I don't understand a point in the proof of the theorem 9.4 in Anthony Scholl's Number Fields lecture notes.
Theorem: Let $K$ be a number field, $\mathcal{O}_K$ its ring of integers and $\alpha \in \mathcal{O}_K$. Then $\text{Tr}_{K/\mathbb{Q}}(\alpha^p) \equiv \text{Tr}_{K/\mathbb{Q}}(\alpha) \pmod p$.
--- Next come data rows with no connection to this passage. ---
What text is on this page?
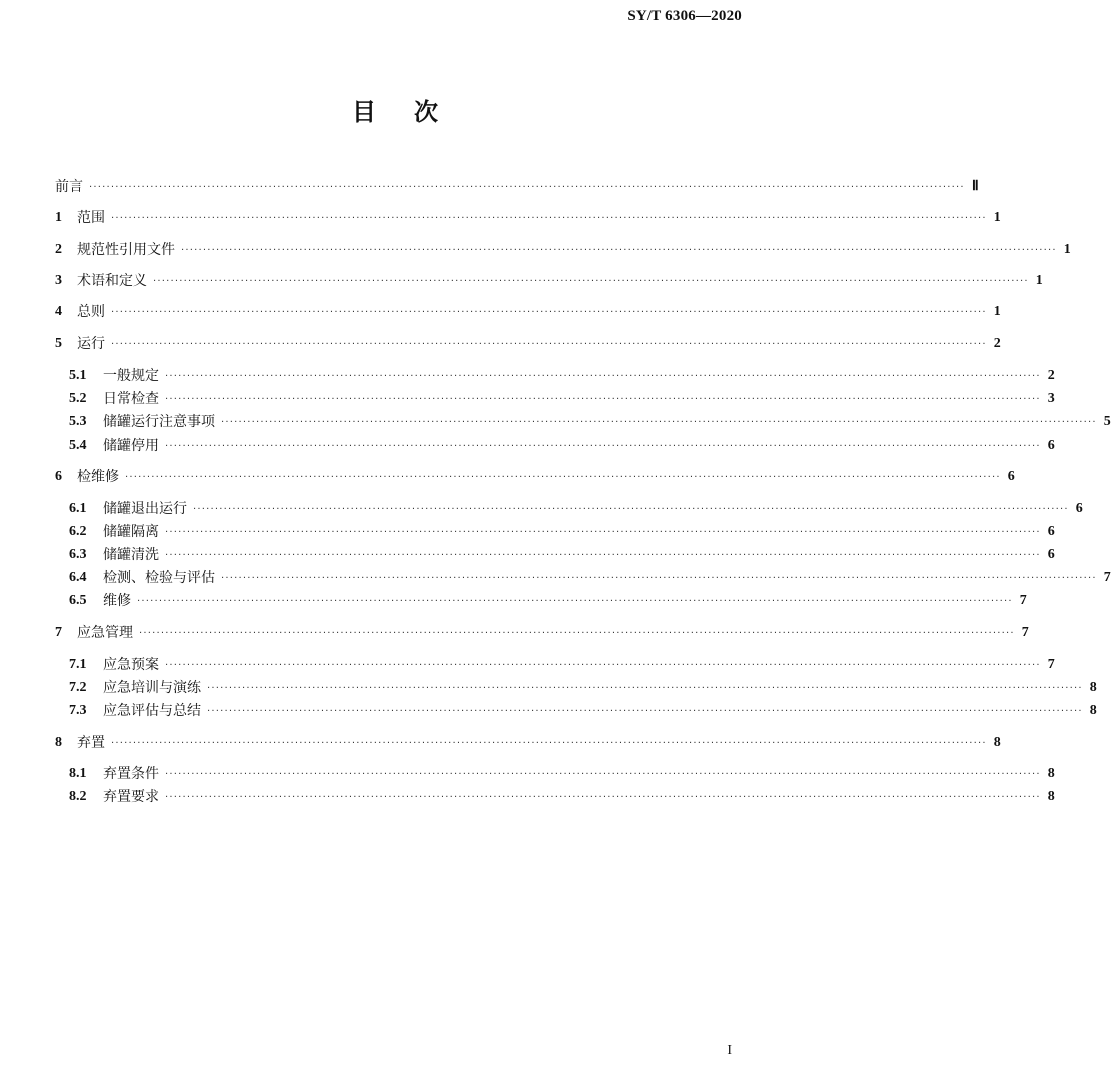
SY/T 6306—2020
目次
前言 ········································································································································································································ Ⅱ
1	范围 ········································································································································································································ 1
2	规范性引用文件 ········································································································································································································ 1
3	术语和定义 ········································································································································································································ 1
4	总则 ········································································································································································································ 1
5	运行 ········································································································································································································ 2
5.1	一般规定 ········································································································································································································ 2
5.2	日常检查 ········································································································································································································ 3
5.3	储罐运行注意事项 ········································································································································································································ 5
5.4	储罐停用 ········································································································································································································ 6
6	检维修 ········································································································································································································ 6
6.1	储罐退出运行 ········································································································································································································ 6
6.2	储罐隔离 ········································································································································································································ 6
6.3	储罐清洗 ········································································································································································································ 6
6.4	检测、检验与评估 ········································································································································································································ 7
6.5	维修 ········································································································································································································ 7
7	应急管理 ········································································································································································································ 7
7.1	应急预案 ········································································································································································································ 7
7.2	应急培训与演练 ········································································································································································································ 8
7.3	应急评估与总结 ········································································································································································································ 8
8	弃置 ········································································································································································································ 8
8.1	弃置条件 ········································································································································································································ 8
8.2	弃置要求 ········································································································································································································ 8
I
Proof: By Fermat's little theorem $\text{Tr}_{K/\mathbb{Q}}(\alpha)^p \equiv \text{Tr}_{K/\mathbb{Q}}(\alpha) \pmod p$ and $$\text{Tr}_{K/\mathbb{Q}}(\alpha)^p - \text{Tr}_{K/\mathbb{Q}}(\alpha^p) = \left( \sum_{i=1}^n \sigma_i(\alpha) \right)^p-\left( \sum_{i=1}^n \sigma_i(\alpha)^p \right) = \sum_{0 <k_1 \ldots k_n<p \\ k_1+ \cdots + k_n=p} \frac{p!}{k_1! \cdots k_n!}\sigma_1(\alpha)^{k_1} \cdots \sigma_n(\alpha)^{k_n}$$ by the generalised binomial theorem where $\sigma_i$ are the complex embedings of $K$. Each of the terms is divisible by $p$, so the expression is $0 \pmod p$.
What I don't understand is how this can possibly be a valid argument when the conjugates $\sigma_i(\alpha)$ are complex numbers and divisibility is a notion in $\mathbb{Z}$. What does dividing mean here? Is it that they belong to the ideal $(p)$?
The $\sigma(\alpha)$ are more than random complex numbers- they are integral over $\mathbb{Q}$ (since $\alpha \in \mathcal{O}_K$) and so they are elements of the ring $\mathcal{O}$ of integers of the Galois closure of $K/\mathbb{Q}$. Then obviously $p \mid p\sigma(\alpha)$ in $\mathcal{O}$. And $\text{Tr}_{K/\mathbb{Q}}(\alpha)^p - \text{Tr}_{K/\mathbb{Q}}(\alpha^p) \in \mathbb{Z}$ so we get divisibility in $\mathbb{Z}$